「1」によるセラピーの統合

「1」とは、AでもBでもなく、AにもBにもなれる実在だけがある、という。唯一絶対的な言明である。

この言明は、心理学におけるセラピーと密接な関連がある。セラピーでは、例えば「私は死んだ方がいい」などの自己認識の固定を解くことにより、精神疾患を治癒する。

自己認識とは、自分をどう思うか、すなわちアイデンティティ。「自分は〇〇だ」「自分は××じゃない」という分類で作る、自分を含む範囲、つまり境界線のことだ。アイデンティティの境界線固定を解く範囲には、いくつか段階をつけることができる。別にどうわけてもいいんだけど、例えばつぎの四段階を考えることができる。

1. 心〜身体
2. 身体〜地球(人類)
3. 地球(人類)〜宇宙
4. 宇宙の有〜無

多くのセラピーは、1か2の範囲を得意とする。「1」は1から4までを全て網羅し、アイデンティティの境界線を消す。

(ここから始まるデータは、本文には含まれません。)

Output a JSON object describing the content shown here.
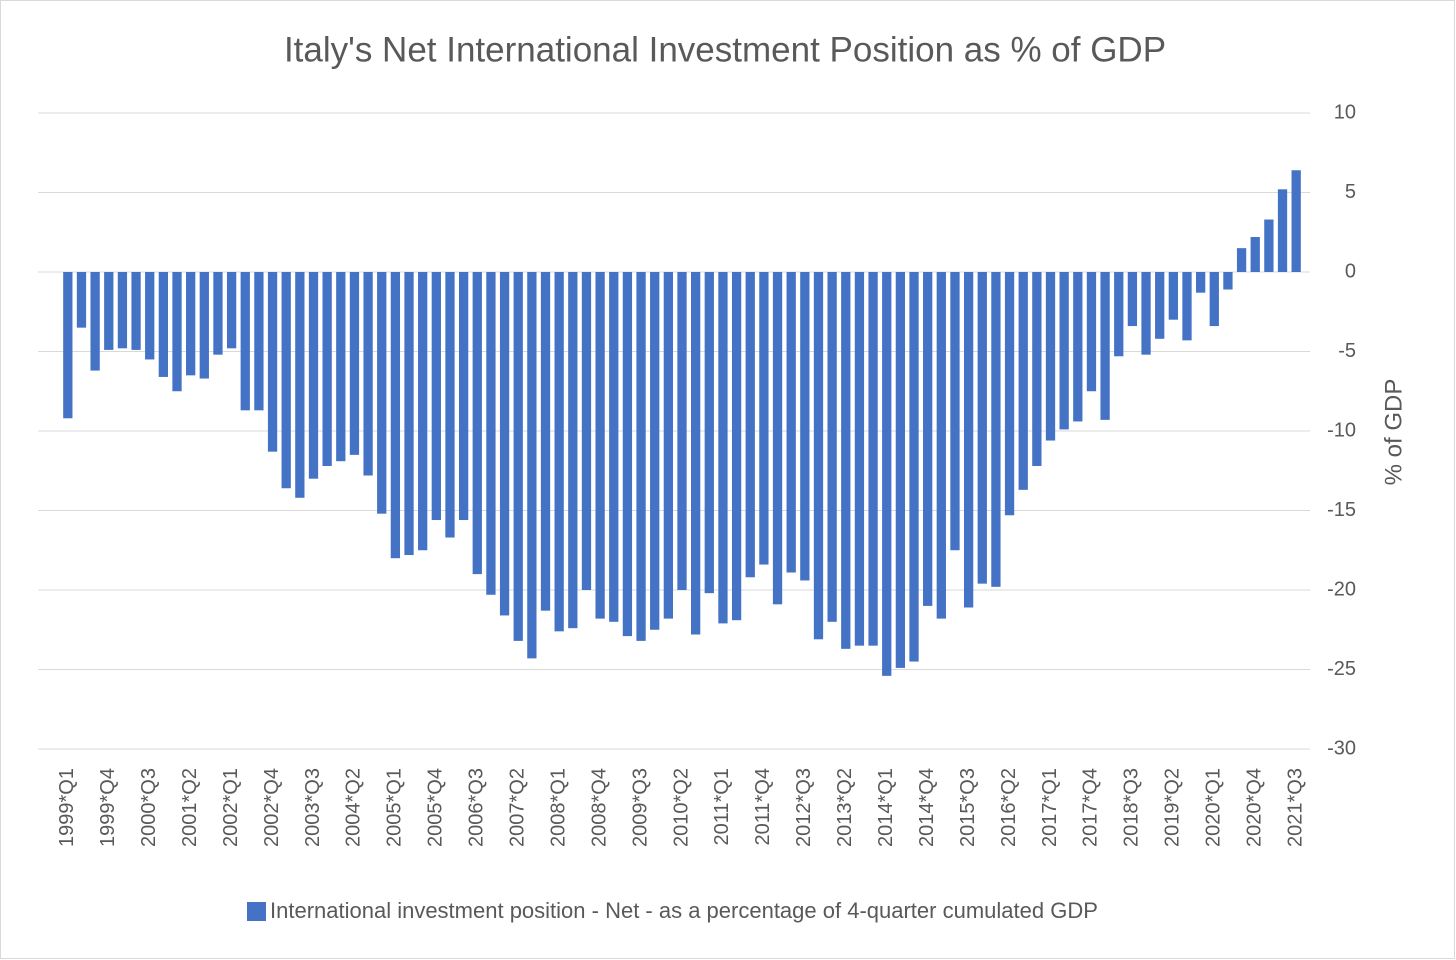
{
  "chart_data": {
    "type": "bar",
    "title": "Italy's Net International Investment Position as % of GDP",
    "y_label": "% of GDP",
    "legend": "International investment position - Net - as a percentage of 4-quarter cumulated GDP",
    "color": "#4472c4",
    "grid": true,
    "ylim": [
      -30,
      10
    ],
    "yticks": [
      -30,
      -25,
      -20,
      -15,
      -10,
      -5,
      0,
      5,
      10
    ],
    "categories": [
      "1999*Q1",
      null,
      null,
      "1999*Q4",
      null,
      null,
      "2000*Q3",
      null,
      null,
      "2001*Q2",
      null,
      null,
      "2002*Q1",
      null,
      null,
      "2002*Q4",
      null,
      null,
      "2003*Q3",
      null,
      null,
      "2004*Q2",
      null,
      null,
      "2005*Q1",
      null,
      null,
      "2005*Q4",
      null,
      null,
      "2006*Q3",
      null,
      null,
      "2007*Q2",
      null,
      null,
      "2008*Q1",
      null,
      null,
      "2008*Q4",
      null,
      null,
      "2009*Q3",
      null,
      null,
      "2010*Q2",
      null,
      null,
      "2011*Q1",
      null,
      null,
      "2011*Q4",
      null,
      null,
      "2012*Q3",
      null,
      null,
      "2013*Q2",
      null,
      null,
      "2014*Q1",
      null,
      null,
      "2014*Q4",
      null,
      null,
      "2015*Q3",
      null,
      null,
      "2016*Q2",
      null,
      null,
      "2017*Q1",
      null,
      null,
      "2017*Q4",
      null,
      null,
      "2018*Q3",
      null,
      null,
      "2019*Q2",
      null,
      null,
      "2020*Q1",
      null,
      null,
      "2020*Q4",
      null,
      null,
      "2021*Q3"
    ],
    "values": [
      -9.2,
      -3.5,
      -6.2,
      -4.9,
      -4.8,
      -4.9,
      -5.5,
      -6.6,
      -7.5,
      -6.5,
      -6.7,
      -5.2,
      -4.8,
      -8.7,
      -8.7,
      -11.3,
      -13.6,
      -14.2,
      -13.0,
      -12.2,
      -11.9,
      -11.5,
      -12.8,
      -15.2,
      -18.0,
      -17.8,
      -17.5,
      -15.6,
      -16.7,
      -15.6,
      -19.0,
      -20.3,
      -21.6,
      -23.2,
      -24.3,
      -21.3,
      -22.6,
      -22.4,
      -20.0,
      -21.8,
      -22.0,
      -22.9,
      -23.2,
      -22.5,
      -21.8,
      -20.0,
      -22.8,
      -20.2,
      -22.1,
      -21.9,
      -19.2,
      -18.4,
      -20.9,
      -18.9,
      -19.4,
      -23.1,
      -22.0,
      -23.7,
      -23.5,
      -23.5,
      -25.4,
      -24.9,
      -24.5,
      -21.0,
      -21.8,
      -17.5,
      -21.1,
      -19.6,
      -19.8,
      -15.3,
      -13.7,
      -12.2,
      -10.6,
      -9.9,
      -9.4,
      -7.5,
      -9.3,
      -5.3,
      -3.4,
      -5.2,
      -4.2,
      -3.0,
      -4.3,
      -1.3,
      -3.4,
      -1.1,
      1.5,
      2.2,
      3.3,
      5.2,
      6.4
    ]
  }
}
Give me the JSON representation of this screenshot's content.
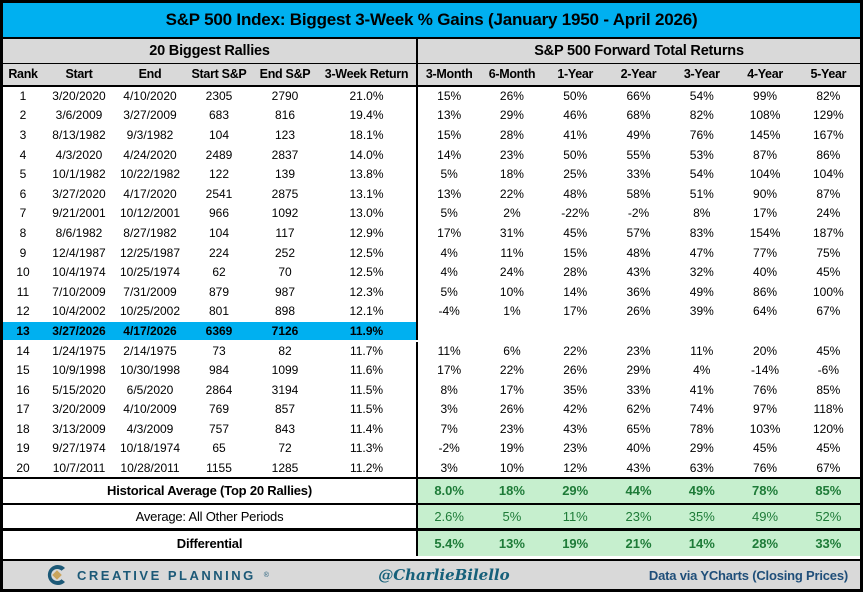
{
  "title": "S&P 500 Index: Biggest 3-Week % Gains (January 1950 - April 2026)",
  "footer": {
    "brand": "CREATIVE PLANNING",
    "brand_mark": "®",
    "handle": "@CharlieBilello",
    "source": "Data via YCharts (Closing Prices)"
  },
  "colors": {
    "title_bg": "#00B0F0",
    "header_bg": "#D9D9D9",
    "positive_bg": "#C6EFCE",
    "positive_text": "#2E9C52",
    "negative_bg": "#F8C9D2",
    "negative_text": "#AA3A44",
    "highlight_row_bg": "#00B0F0",
    "highlight_row_right_bg": "#D9D9D9",
    "footer_bg": "#D9D9D9",
    "brand_blue": "#1C5977",
    "brand_gold": "#C9A45C",
    "source_text": "#1F4E79"
  },
  "chart_data": {
    "type": "table",
    "title": "S&P 500 Index: Biggest 3-Week % Gains (January 1950 - April 2026)",
    "section_left": "20 Biggest Rallies",
    "section_right": "S&P 500 Forward Total Returns",
    "columns_left": [
      "Rank",
      "Start",
      "End",
      "Start S&P",
      "End S&P",
      "3-Week Return"
    ],
    "columns_right": [
      "3-Month",
      "6-Month",
      "1-Year",
      "2-Year",
      "3-Year",
      "4-Year",
      "5-Year"
    ],
    "rows": [
      {
        "rank": "1",
        "start": "3/20/2020",
        "end": "4/10/2020",
        "start_sp": "2305",
        "end_sp": "2790",
        "three_week": "21.0%",
        "returns": [
          "15%",
          "26%",
          "50%",
          "66%",
          "54%",
          "99%",
          "82%"
        ],
        "highlight": false
      },
      {
        "rank": "2",
        "start": "3/6/2009",
        "end": "3/27/2009",
        "start_sp": "683",
        "end_sp": "816",
        "three_week": "19.4%",
        "returns": [
          "13%",
          "29%",
          "46%",
          "68%",
          "82%",
          "108%",
          "129%"
        ],
        "highlight": false
      },
      {
        "rank": "3",
        "start": "8/13/1982",
        "end": "9/3/1982",
        "start_sp": "104",
        "end_sp": "123",
        "three_week": "18.1%",
        "returns": [
          "15%",
          "28%",
          "41%",
          "49%",
          "76%",
          "145%",
          "167%"
        ],
        "highlight": false
      },
      {
        "rank": "4",
        "start": "4/3/2020",
        "end": "4/24/2020",
        "start_sp": "2489",
        "end_sp": "2837",
        "three_week": "14.0%",
        "returns": [
          "14%",
          "23%",
          "50%",
          "55%",
          "53%",
          "87%",
          "86%"
        ],
        "highlight": false
      },
      {
        "rank": "5",
        "start": "10/1/1982",
        "end": "10/22/1982",
        "start_sp": "122",
        "end_sp": "139",
        "three_week": "13.8%",
        "returns": [
          "5%",
          "18%",
          "25%",
          "33%",
          "54%",
          "104%",
          "104%"
        ],
        "highlight": false
      },
      {
        "rank": "6",
        "start": "3/27/2020",
        "end": "4/17/2020",
        "start_sp": "2541",
        "end_sp": "2875",
        "three_week": "13.1%",
        "returns": [
          "13%",
          "22%",
          "48%",
          "58%",
          "51%",
          "90%",
          "87%"
        ],
        "highlight": false
      },
      {
        "rank": "7",
        "start": "9/21/2001",
        "end": "10/12/2001",
        "start_sp": "966",
        "end_sp": "1092",
        "three_week": "13.0%",
        "returns": [
          "5%",
          "2%",
          "-22%",
          "-2%",
          "8%",
          "17%",
          "24%"
        ],
        "highlight": false
      },
      {
        "rank": "8",
        "start": "8/6/1982",
        "end": "8/27/1982",
        "start_sp": "104",
        "end_sp": "117",
        "three_week": "12.9%",
        "returns": [
          "17%",
          "31%",
          "45%",
          "57%",
          "83%",
          "154%",
          "187%"
        ],
        "highlight": false
      },
      {
        "rank": "9",
        "start": "12/4/1987",
        "end": "12/25/1987",
        "start_sp": "224",
        "end_sp": "252",
        "three_week": "12.5%",
        "returns": [
          "4%",
          "11%",
          "15%",
          "48%",
          "47%",
          "77%",
          "75%"
        ],
        "highlight": false
      },
      {
        "rank": "10",
        "start": "10/4/1974",
        "end": "10/25/1974",
        "start_sp": "62",
        "end_sp": "70",
        "three_week": "12.5%",
        "returns": [
          "4%",
          "24%",
          "28%",
          "43%",
          "32%",
          "40%",
          "45%"
        ],
        "highlight": false
      },
      {
        "rank": "11",
        "start": "7/10/2009",
        "end": "7/31/2009",
        "start_sp": "879",
        "end_sp": "987",
        "three_week": "12.3%",
        "returns": [
          "5%",
          "10%",
          "14%",
          "36%",
          "49%",
          "86%",
          "100%"
        ],
        "highlight": false
      },
      {
        "rank": "12",
        "start": "10/4/2002",
        "end": "10/25/2002",
        "start_sp": "801",
        "end_sp": "898",
        "three_week": "12.1%",
        "returns": [
          "-4%",
          "1%",
          "17%",
          "26%",
          "39%",
          "64%",
          "67%"
        ],
        "highlight": false
      },
      {
        "rank": "13",
        "start": "3/27/2026",
        "end": "4/17/2026",
        "start_sp": "6369",
        "end_sp": "7126",
        "three_week": "11.9%",
        "returns": [
          "",
          "",
          "",
          "",
          "",
          "",
          ""
        ],
        "highlight": true
      },
      {
        "rank": "14",
        "start": "1/24/1975",
        "end": "2/14/1975",
        "start_sp": "73",
        "end_sp": "82",
        "three_week": "11.7%",
        "returns": [
          "11%",
          "6%",
          "22%",
          "23%",
          "11%",
          "20%",
          "45%"
        ],
        "highlight": false
      },
      {
        "rank": "15",
        "start": "10/9/1998",
        "end": "10/30/1998",
        "start_sp": "984",
        "end_sp": "1099",
        "three_week": "11.6%",
        "returns": [
          "17%",
          "22%",
          "26%",
          "29%",
          "4%",
          "-14%",
          "-6%"
        ],
        "highlight": false
      },
      {
        "rank": "16",
        "start": "5/15/2020",
        "end": "6/5/2020",
        "start_sp": "2864",
        "end_sp": "3194",
        "three_week": "11.5%",
        "returns": [
          "8%",
          "17%",
          "35%",
          "33%",
          "41%",
          "76%",
          "85%"
        ],
        "highlight": false
      },
      {
        "rank": "17",
        "start": "3/20/2009",
        "end": "4/10/2009",
        "start_sp": "769",
        "end_sp": "857",
        "three_week": "11.5%",
        "returns": [
          "3%",
          "26%",
          "42%",
          "62%",
          "74%",
          "97%",
          "118%"
        ],
        "highlight": false
      },
      {
        "rank": "18",
        "start": "3/13/2009",
        "end": "4/3/2009",
        "start_sp": "757",
        "end_sp": "843",
        "three_week": "11.4%",
        "returns": [
          "7%",
          "23%",
          "43%",
          "65%",
          "78%",
          "103%",
          "120%"
        ],
        "highlight": false
      },
      {
        "rank": "19",
        "start": "9/27/1974",
        "end": "10/18/1974",
        "start_sp": "65",
        "end_sp": "72",
        "three_week": "11.3%",
        "returns": [
          "-2%",
          "19%",
          "23%",
          "40%",
          "29%",
          "45%",
          "45%"
        ],
        "highlight": false
      },
      {
        "rank": "20",
        "start": "10/7/2011",
        "end": "10/28/2011",
        "start_sp": "1155",
        "end_sp": "1285",
        "three_week": "11.2%",
        "returns": [
          "3%",
          "10%",
          "12%",
          "43%",
          "63%",
          "76%",
          "67%"
        ],
        "highlight": false
      }
    ],
    "summary_rows": [
      {
        "label": "Historical Average (Top 20 Rallies)",
        "values": [
          "8.0%",
          "18%",
          "29%",
          "44%",
          "49%",
          "78%",
          "85%"
        ],
        "bold": true,
        "thick_top": false
      },
      {
        "label": "Average: All Other Periods",
        "values": [
          "2.6%",
          "5%",
          "11%",
          "23%",
          "35%",
          "49%",
          "52%"
        ],
        "bold": false,
        "thick_top": false
      },
      {
        "label": "Differential",
        "values": [
          "5.4%",
          "13%",
          "19%",
          "21%",
          "14%",
          "28%",
          "33%"
        ],
        "bold": true,
        "thick_top": true
      }
    ]
  }
}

なぜなら、「AでもBでもなく、AにもBにもなれる」ので、どんな境界線に対しても、境界線の中をA、境界線の外をBとすれば、その中と外の区別をつけない「1」のアイデンティティを考えることができるから。「1」のアイデンティティには境界線がない、無境界。当然、AとかBなどと述べることはできない。述べてしまえば、中と外が生まれてしまうからだ。

このように、「1」は、セラピーの目的である、人間がAにもBにもなれると思うような変化のうち、最大の変化を与える。

故に、「1」は、あらゆるセラピーに対して、人間が今ここ変化可能であることの最も基本的な理論的根拠を与え、各セラピーを統合する。